Resusitasi jantung paru tidak dilakukan pada semua penderita yang
mengalami gagal jantung atau pada orang yang sudah mengalami kerusakan
pernafasan atau sirkulasi yang tidak ada lagi kemungkinan untuk hidup, melainkan
yang mungkin untuk hidup lama tanpa meninggalkan kelainan di otak 8.

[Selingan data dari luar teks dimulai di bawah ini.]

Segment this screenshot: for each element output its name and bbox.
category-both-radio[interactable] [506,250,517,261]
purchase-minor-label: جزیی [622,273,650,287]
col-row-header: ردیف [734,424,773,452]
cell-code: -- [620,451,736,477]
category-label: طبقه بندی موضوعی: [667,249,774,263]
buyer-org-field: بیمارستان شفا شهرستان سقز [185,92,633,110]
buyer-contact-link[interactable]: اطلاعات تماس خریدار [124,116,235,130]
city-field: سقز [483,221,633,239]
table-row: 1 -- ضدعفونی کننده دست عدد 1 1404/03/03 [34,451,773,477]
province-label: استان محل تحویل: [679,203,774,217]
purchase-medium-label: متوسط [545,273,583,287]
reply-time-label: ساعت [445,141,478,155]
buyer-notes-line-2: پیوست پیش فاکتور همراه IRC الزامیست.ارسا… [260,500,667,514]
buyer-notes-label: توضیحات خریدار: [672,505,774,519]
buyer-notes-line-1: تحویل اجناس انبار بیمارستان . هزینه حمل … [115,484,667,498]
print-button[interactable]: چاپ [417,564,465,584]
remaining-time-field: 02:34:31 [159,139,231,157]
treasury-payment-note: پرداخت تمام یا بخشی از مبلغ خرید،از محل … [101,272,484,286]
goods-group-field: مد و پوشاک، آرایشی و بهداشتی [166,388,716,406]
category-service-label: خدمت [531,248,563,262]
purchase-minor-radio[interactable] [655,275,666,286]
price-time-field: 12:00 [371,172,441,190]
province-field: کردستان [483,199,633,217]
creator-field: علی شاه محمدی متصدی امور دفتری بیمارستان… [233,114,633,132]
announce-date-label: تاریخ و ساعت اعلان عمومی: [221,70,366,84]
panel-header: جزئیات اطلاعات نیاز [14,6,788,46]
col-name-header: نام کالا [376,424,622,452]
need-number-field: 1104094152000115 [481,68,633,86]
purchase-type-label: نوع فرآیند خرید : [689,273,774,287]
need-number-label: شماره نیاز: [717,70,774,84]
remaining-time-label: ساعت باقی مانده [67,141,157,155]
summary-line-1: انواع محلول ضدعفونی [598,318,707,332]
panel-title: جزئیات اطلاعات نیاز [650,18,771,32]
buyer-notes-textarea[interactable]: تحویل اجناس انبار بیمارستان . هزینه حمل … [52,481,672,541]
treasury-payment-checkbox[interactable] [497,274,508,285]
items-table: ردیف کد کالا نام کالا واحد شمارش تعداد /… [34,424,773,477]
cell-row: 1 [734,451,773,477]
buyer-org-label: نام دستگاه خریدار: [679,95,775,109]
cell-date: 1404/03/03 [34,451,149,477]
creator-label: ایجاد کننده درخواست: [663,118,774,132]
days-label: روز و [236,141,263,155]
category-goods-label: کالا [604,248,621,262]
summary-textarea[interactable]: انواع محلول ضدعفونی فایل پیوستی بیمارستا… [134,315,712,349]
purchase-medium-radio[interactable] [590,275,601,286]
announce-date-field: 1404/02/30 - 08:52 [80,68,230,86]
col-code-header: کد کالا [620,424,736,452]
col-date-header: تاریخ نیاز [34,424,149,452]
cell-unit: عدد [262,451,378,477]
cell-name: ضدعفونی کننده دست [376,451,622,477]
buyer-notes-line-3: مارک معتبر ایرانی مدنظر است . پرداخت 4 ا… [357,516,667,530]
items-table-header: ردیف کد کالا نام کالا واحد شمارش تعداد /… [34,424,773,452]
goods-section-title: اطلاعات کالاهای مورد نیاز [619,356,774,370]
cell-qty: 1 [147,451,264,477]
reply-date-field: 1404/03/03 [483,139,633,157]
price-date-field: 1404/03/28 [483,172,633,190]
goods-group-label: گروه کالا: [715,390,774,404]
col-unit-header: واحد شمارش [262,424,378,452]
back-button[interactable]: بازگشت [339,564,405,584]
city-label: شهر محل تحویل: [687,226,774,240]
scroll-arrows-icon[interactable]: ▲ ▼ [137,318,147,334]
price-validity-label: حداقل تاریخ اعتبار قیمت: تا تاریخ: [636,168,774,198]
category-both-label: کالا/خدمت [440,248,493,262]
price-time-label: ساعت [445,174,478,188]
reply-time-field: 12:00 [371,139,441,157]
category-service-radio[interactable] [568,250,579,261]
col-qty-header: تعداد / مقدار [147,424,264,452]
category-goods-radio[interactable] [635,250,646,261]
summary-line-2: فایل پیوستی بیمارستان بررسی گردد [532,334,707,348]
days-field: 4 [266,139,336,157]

Berhasil tidaknya resusitasi


jantung paru tergantung pada cepat
tindakan dan tepatnya teknik
pelaksanaannya. Pada beberapa
keadaan, tindakan resusitasi tidak
dianjurkan (tidak efektif) antara lain bila
henti jantung (arrest) telah berlangung
lebih dari 5 menit karena biasanya
kerusakan otak permanen telah terjadi,
pada keganasan stadium lanjut, gagal
jantung refrakter, edema paru refrakter,
renjatan yang mendahului arrest,
kelainan neurologik berat, penyakit ginjal,
hati dan paru yang lanjut2.
Keberhasilan resusitasi dimungkinkan oleh adanya waktu tertentu diantara
mati klinis dan mati biologis. Mati klinis terjadi bila dua fungsi penting yaitu
pernafasan dan sirkulasi mengalami kegagalan total. Jika keadaan ini tidak ditolong
akan terjadi mati biologis yang irreversibel. Resusitasi jantung paru yang dilakukan
setelah penderita mengalami henti nafas dan jantung selama 3 menit, presentasi
kembali normal 75 % tanpa gejala sisa. Setelah 4 menit presentasi menjadi 50 %
dan setelah lima menit menjadi 25 %. Maka jelaslah waktu yang sedikit itu harus
dapat dimanfaatkan dengan sebaik mungkin8.
Agar resusitasi dapat berjalan maksimal tentu saja memerlukan penolong
yang cekatan dan terampil. Waktu satu menit sangat berguna dalam memberikan
pertolongan pertama pada penderita.

B. Tujuan Penulisan
Tujuan penulisan referat ini untuk lebih memahami tentang pelaksanaan
resusitasi jantung paru yang terjadi dalam praktek.

BAB II
TINJAUAN PUSTAKA
A. Definisi
Resusitasi jantung paru merupakan usaha yang dilakukan untuk mengembalikan fungsi
pernafasan dan atau sirkulasi pada henti nafas (respiratory arrest) dan atau henti jantung (cardiac
arrest) pada orang dimana fungsi tersebut gagal total oleh suatu sebab yang memungkinkan untuk

hidup normal selanjutnya bila kedua fungsi tersebut bekerja kembali5.

B. Anatomi dan Fisiologi


Pemakaian oksigen dan pengeluaran karbon dioksida sangat diperlukan untuk menjalankan
fungsi normal selular didalam tubuh. Pemakaian tersebut melalui suatu proses pernafasan sehingga
secara harfiah pernafasan dapat diartikan pergerakan oksigen dari atmosfer menuju sel ke udara
bebas. Proses pernafasan terdiri dari beberapa langkah dimana sistem pernafasan, sistem saraf
pusat dan sistem kardiovaskuler memegang peranan yang sangat penting13.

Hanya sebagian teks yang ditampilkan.